It’s time for Harriet Tubman
When I was a kid, my parents would frequently tell me that, “Money burns a hole in your pocket.”
As soon as I’d accumulate more than a few pennies, I was off to the neighborhood corner store to retrieve a handful of penny candy.
I was guilty as charged.
But since U.S. Treasury Secretary Jack Lew announced that the nation’s $20 bills will be, sometime in the future, adorned with the image of a former slave who helped lead hundreds of slaves to their freedom, there’s talk that many Americans will let those bills “burn holes their pockets,” or worse, they’ll set them on fire in their hands.
It’s just that way in America, where any change, (or, maybe every change) can become a heated political controversy.
Harriet Tubman epitomizes the freedoms that were sewn into the very fabric of this country.
By the time she died in 1913, she was not only known for setting slaves free along the Underground Railroad, she’d been a supporter of women’s right to vote.
Her image will eventually replace the likeness of a slaveholder president, Andrew Jackson, whose administration forcibly relocated 125,000 Native Americans from their lands in southeastern United States, which led to what is now known as the “Trail of Tears,” because of its brutality.
Harriet Tubman helped give people their freedom. Andrew Jackson gave many people their misery.

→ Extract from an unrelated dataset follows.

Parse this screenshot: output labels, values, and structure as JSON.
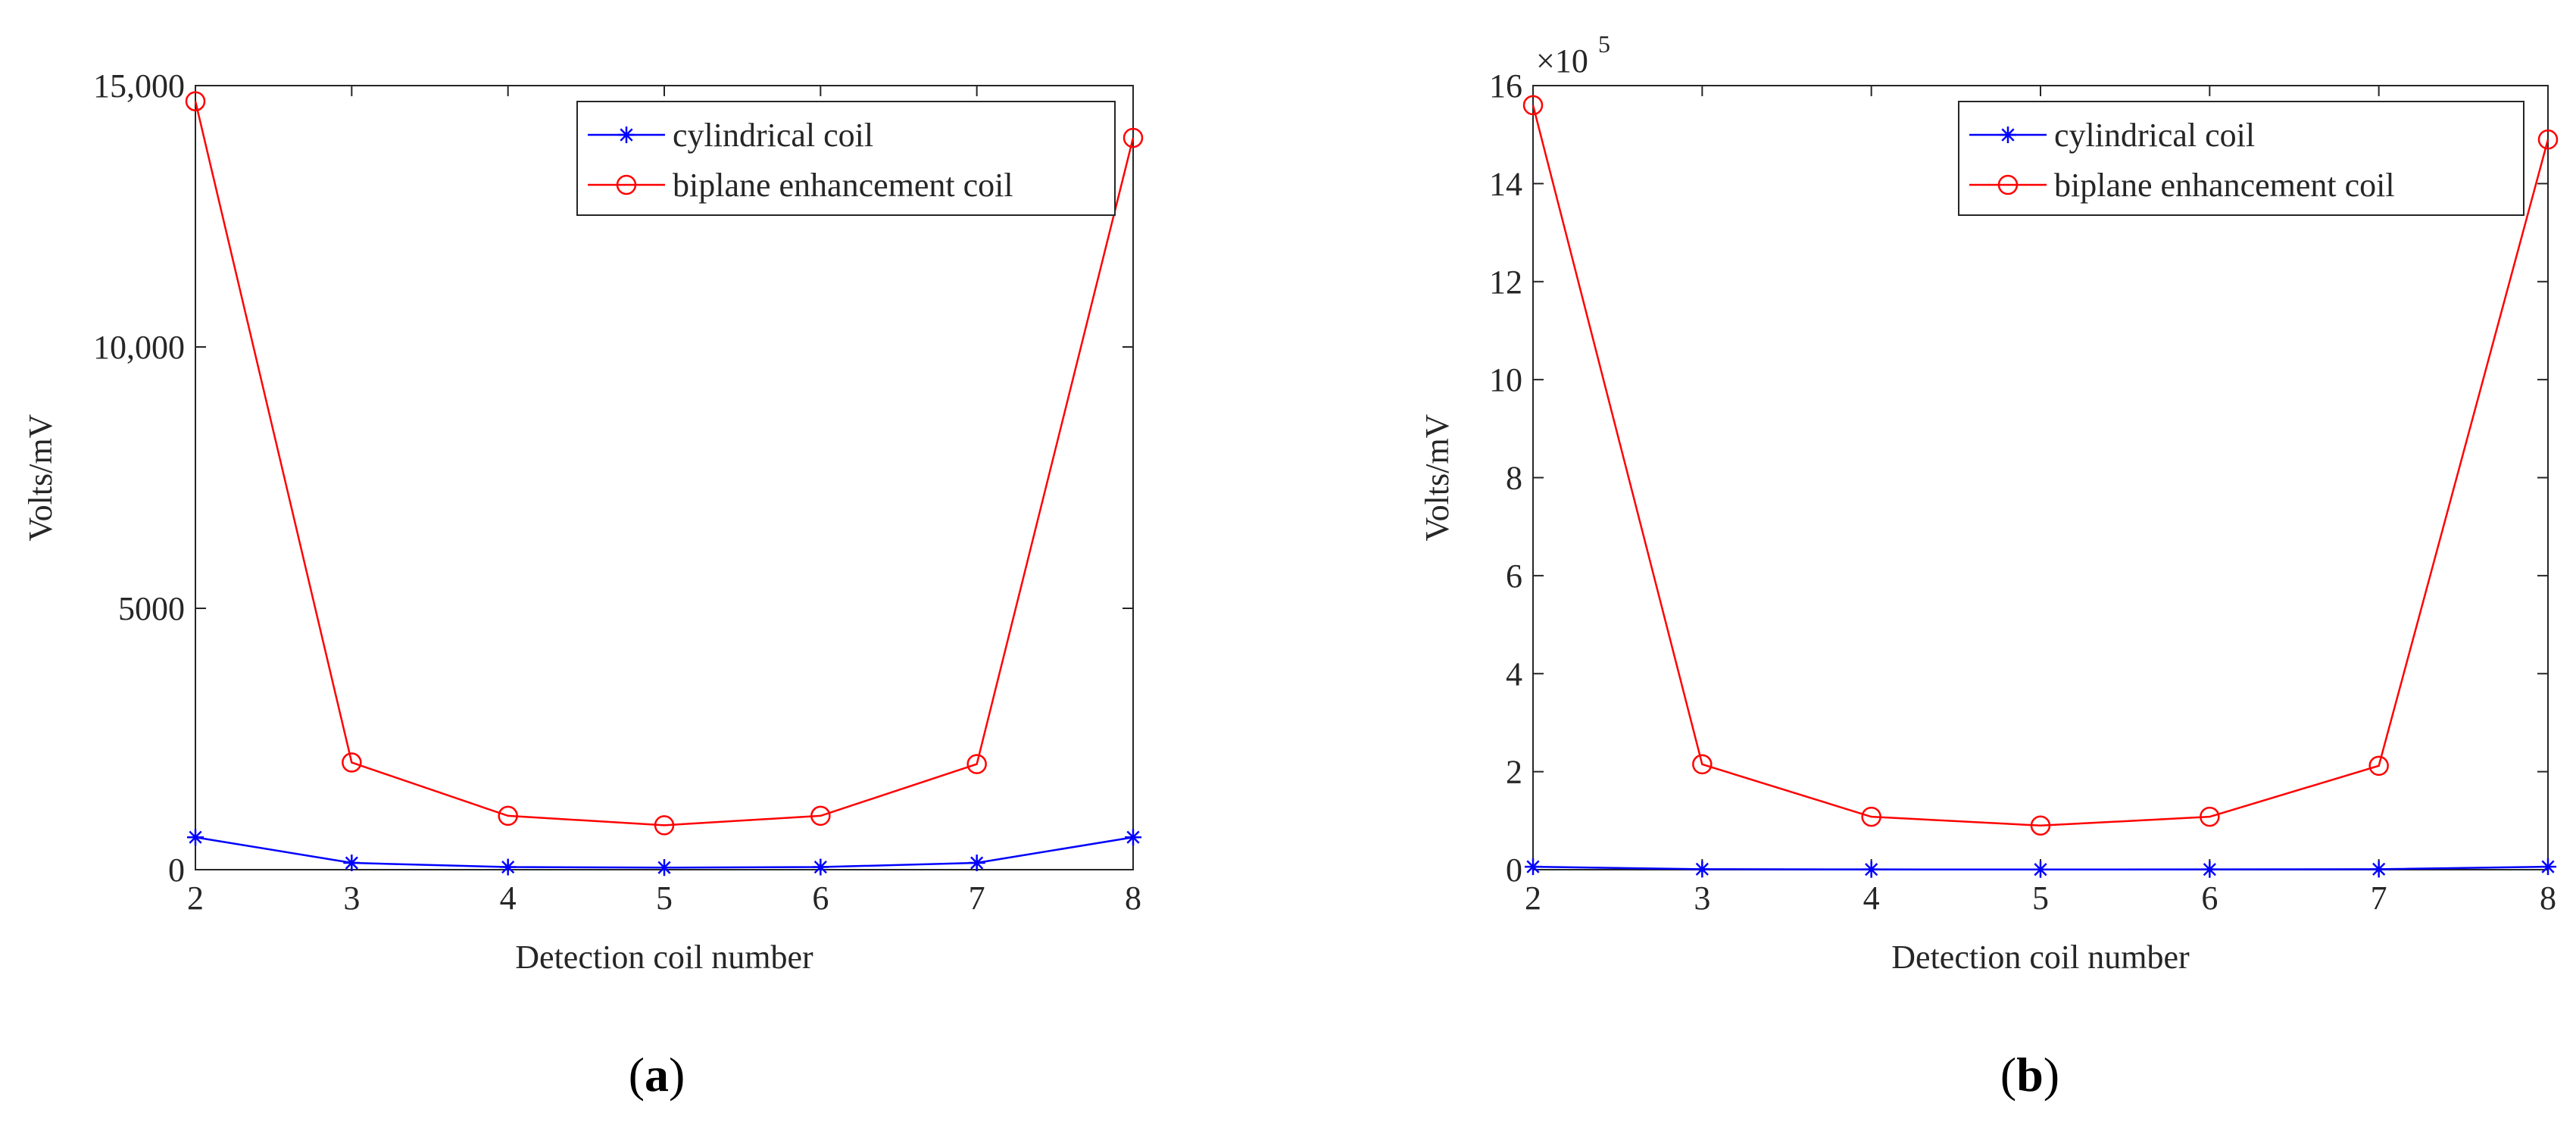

Yet, there are many people who scowl at the notion that a woman, who just happens to be an African American, should become a symbol our country’s legal tender.
It doesn’t matter that Jackson’s face has already appeared on the $5, $10, $10,000 and now $20 bills.
In other words, he’s already had his chance. Perhaps it’s time for a change.
Oh, there are some folks who’ve hatched all kinds of silly reasons to resist Tubman’s presence on the 20.
“They could make her smile a little can’t they,” somebody wrote on an internet blog. “Why would (they) use an image of a grumpy person. I would be too discouraged to buy anything with this bill,” they concluded.
She’s “grumpy?” You’d be grumpy too, if your entire existence had been something to be bought and sold.
When you finish this, go look under your mattress and pull-out that $10,000 bill you’ve set aside for a rainy day.
Take a look at that mug.
Salmon P. Chase, the onetime Secretary of the Treasury and Chief Justice of the United States, doesn’t only look “grumpy,” his angry sneer kind of indicates he may have been having a low fiber day when they painted his image.
Then there’s Donald Trump.
Trump, and his current supporter/ex-failed presidential candidate – Ben Carson – both claim the $2 bill would be an appropriate place to put Tubman’s image.
Imagine the outcry. Thomas Jefferson is on the $2 bill.
That won’t happen.
Trump gushes that Andrew Jackson, “had a history of tremendous success for the country,” probably because he did to the Cherokee people, what he’d like to do to Mexicans.
Later Carson wrote an op-ed in which he called the remodeled bills, “nothing short of a national disgrace.”
A what?
To Carson, the picture of somebody that appears on something that appreciates in value (most of the time) after you give it to somebody else, is worthy of being a “national disgrace.”
I’m floored.
Then there’s one of the folks on Fox News, Brian Kilmeade, who expressed his belief that by replacing Jackson’s image with that of Harriet Tubman’s is, “an unbelievable sign of disrespect,” to Jackson.
Why?
To Kilmeade, Jackson had “done so much in the founding of our country.”
First, Jackson definitely wasn’t a Founding Father. He was only nine years old when the Declaration of Independence was signed.
To add to America’s Great Circular Argument (Which came first, the freedomor the slaves?) – of the five founding fathers who do appear on our 12 paper bills currently in circulation – all but one (Alexander Hamilton) was a slaveholder.
So why not a former slave on the $20 bill, to add a little balance?